А я хочу летать. Страшно хочу, безумно. Не помогает ни бег, ни плавание, ни вертолет. Летаю во сне каждую ночь. Просыпаюсь, поднимаюсь на вершину скалы, сажусь между ветряков и вою на Луну. Как сейчас. Заработал подъемник, кто-то едет сюда. Повыть не дадут дракону-одиночке.
– Коша, ты здесь?
– Здесь. Что-нибудь случилось?
– Не знаю. Тебе плохо?…
То ли утверждение, то ли вопрос.
– Я хочу летать.
– Мы с Анной подумали, что-то случилось. – Садится рядом, прижимается к теплому боку. Накрываю ее крылом.
– Видели, как я наверх поднимался?
– Нет, почувствовали, и все.
– Как это?
– Ну, я же тебе говорила, когда тебе плохо, или ты голодный, я чувствую. И Анна тоже. И мама Сэма, только она тебя боится.
– Я тогда не понял.
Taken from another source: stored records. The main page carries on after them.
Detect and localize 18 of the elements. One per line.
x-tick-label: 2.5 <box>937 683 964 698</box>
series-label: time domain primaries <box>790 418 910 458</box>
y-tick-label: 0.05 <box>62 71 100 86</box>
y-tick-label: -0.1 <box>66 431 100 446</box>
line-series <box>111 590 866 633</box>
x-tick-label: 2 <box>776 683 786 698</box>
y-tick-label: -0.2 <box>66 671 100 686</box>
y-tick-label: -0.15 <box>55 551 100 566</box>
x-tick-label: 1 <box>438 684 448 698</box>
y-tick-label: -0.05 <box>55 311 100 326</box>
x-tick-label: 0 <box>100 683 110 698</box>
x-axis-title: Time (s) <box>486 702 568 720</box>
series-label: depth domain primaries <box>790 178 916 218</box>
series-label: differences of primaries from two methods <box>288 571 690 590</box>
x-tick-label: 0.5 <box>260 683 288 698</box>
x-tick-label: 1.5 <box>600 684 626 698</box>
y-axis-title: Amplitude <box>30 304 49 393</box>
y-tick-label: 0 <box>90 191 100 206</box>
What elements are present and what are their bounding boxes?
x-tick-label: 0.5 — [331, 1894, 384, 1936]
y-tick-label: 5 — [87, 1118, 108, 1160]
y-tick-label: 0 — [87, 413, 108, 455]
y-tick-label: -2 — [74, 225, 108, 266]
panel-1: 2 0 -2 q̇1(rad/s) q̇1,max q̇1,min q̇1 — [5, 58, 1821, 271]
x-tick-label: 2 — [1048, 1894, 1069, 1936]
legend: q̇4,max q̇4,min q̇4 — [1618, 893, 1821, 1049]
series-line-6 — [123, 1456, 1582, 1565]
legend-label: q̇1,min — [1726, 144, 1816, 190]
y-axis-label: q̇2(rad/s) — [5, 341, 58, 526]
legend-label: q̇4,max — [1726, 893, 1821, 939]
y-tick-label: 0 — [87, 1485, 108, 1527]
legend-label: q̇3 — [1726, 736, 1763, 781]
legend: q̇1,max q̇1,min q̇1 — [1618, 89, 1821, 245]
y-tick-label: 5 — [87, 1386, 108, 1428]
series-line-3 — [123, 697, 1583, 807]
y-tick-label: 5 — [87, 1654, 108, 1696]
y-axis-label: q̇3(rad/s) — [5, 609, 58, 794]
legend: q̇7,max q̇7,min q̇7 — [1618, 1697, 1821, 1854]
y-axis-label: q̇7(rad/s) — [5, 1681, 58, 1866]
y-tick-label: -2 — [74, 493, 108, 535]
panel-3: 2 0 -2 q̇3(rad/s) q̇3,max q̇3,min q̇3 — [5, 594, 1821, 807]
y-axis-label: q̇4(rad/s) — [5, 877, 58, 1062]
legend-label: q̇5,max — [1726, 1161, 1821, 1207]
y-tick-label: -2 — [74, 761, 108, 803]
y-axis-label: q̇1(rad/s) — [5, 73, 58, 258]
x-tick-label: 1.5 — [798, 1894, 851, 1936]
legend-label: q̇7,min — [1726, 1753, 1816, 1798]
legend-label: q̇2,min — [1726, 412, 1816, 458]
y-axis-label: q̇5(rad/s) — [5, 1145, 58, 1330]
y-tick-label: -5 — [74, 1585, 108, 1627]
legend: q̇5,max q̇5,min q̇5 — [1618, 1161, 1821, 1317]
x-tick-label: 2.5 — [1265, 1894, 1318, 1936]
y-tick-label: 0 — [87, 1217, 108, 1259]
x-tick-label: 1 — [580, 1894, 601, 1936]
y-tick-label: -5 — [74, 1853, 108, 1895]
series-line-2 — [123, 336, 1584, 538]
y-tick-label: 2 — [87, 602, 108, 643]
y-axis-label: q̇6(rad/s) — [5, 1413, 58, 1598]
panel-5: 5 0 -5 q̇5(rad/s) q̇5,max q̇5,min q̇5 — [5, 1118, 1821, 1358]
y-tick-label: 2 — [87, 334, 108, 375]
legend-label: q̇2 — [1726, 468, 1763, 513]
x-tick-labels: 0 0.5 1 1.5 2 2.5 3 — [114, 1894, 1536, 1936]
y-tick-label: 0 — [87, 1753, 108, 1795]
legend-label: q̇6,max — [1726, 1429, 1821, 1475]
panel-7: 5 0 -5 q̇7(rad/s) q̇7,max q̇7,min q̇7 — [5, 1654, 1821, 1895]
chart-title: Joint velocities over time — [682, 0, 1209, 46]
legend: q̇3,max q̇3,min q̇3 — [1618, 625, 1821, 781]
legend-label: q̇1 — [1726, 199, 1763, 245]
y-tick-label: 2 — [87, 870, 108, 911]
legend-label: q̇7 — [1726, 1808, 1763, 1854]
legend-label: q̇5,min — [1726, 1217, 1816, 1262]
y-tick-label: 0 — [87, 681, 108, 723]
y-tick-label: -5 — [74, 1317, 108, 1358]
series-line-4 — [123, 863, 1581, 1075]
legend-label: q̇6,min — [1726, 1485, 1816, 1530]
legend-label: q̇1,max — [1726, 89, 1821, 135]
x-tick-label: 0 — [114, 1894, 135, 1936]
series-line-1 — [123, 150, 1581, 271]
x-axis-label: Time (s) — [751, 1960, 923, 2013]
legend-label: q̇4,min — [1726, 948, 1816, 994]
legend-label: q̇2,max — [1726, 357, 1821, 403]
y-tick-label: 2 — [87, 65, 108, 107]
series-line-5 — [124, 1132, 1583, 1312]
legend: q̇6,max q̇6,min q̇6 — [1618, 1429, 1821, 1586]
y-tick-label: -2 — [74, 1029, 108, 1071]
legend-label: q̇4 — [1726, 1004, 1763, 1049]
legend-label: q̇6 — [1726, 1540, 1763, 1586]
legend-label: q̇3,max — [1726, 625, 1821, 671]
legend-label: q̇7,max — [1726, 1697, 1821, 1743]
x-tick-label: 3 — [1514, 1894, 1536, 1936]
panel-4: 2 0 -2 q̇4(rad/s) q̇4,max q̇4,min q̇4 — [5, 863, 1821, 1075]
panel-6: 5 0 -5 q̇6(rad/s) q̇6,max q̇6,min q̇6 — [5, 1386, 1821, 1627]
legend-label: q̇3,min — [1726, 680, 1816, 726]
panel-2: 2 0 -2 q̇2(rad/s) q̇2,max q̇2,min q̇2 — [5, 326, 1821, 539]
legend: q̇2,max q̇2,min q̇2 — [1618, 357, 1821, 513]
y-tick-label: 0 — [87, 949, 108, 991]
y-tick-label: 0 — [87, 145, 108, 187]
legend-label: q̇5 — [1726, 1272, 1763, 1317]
Тит мне ничего такого не говорил.
– Он тоже чувствует, только совсем слабо. Я спрашивала. Думаешь, Анна почему осталась? Когда она хотела уехать, тебе так тоскливо стало. Я отвела ее в Замок, в твою комнату, показала картину, которую ты с нее нарисовал и объяснила, что тоскливо было, потому что она тебя почувствовала. Я сказала, что ты в нее влюбился с первого взгляда.
– Глупенькая, ты же ничего не поняла. Не в нее, а в драконочку.
– Вот-вот, и она так сказала. Так что не красней, а то мне жарко. И знай, что она для тебя все сделает. Она говорит, что драконочка и она – это одно и то же. Ну, я пошла, а то проболтаюсь еще, а она просила пока ничего не говорить.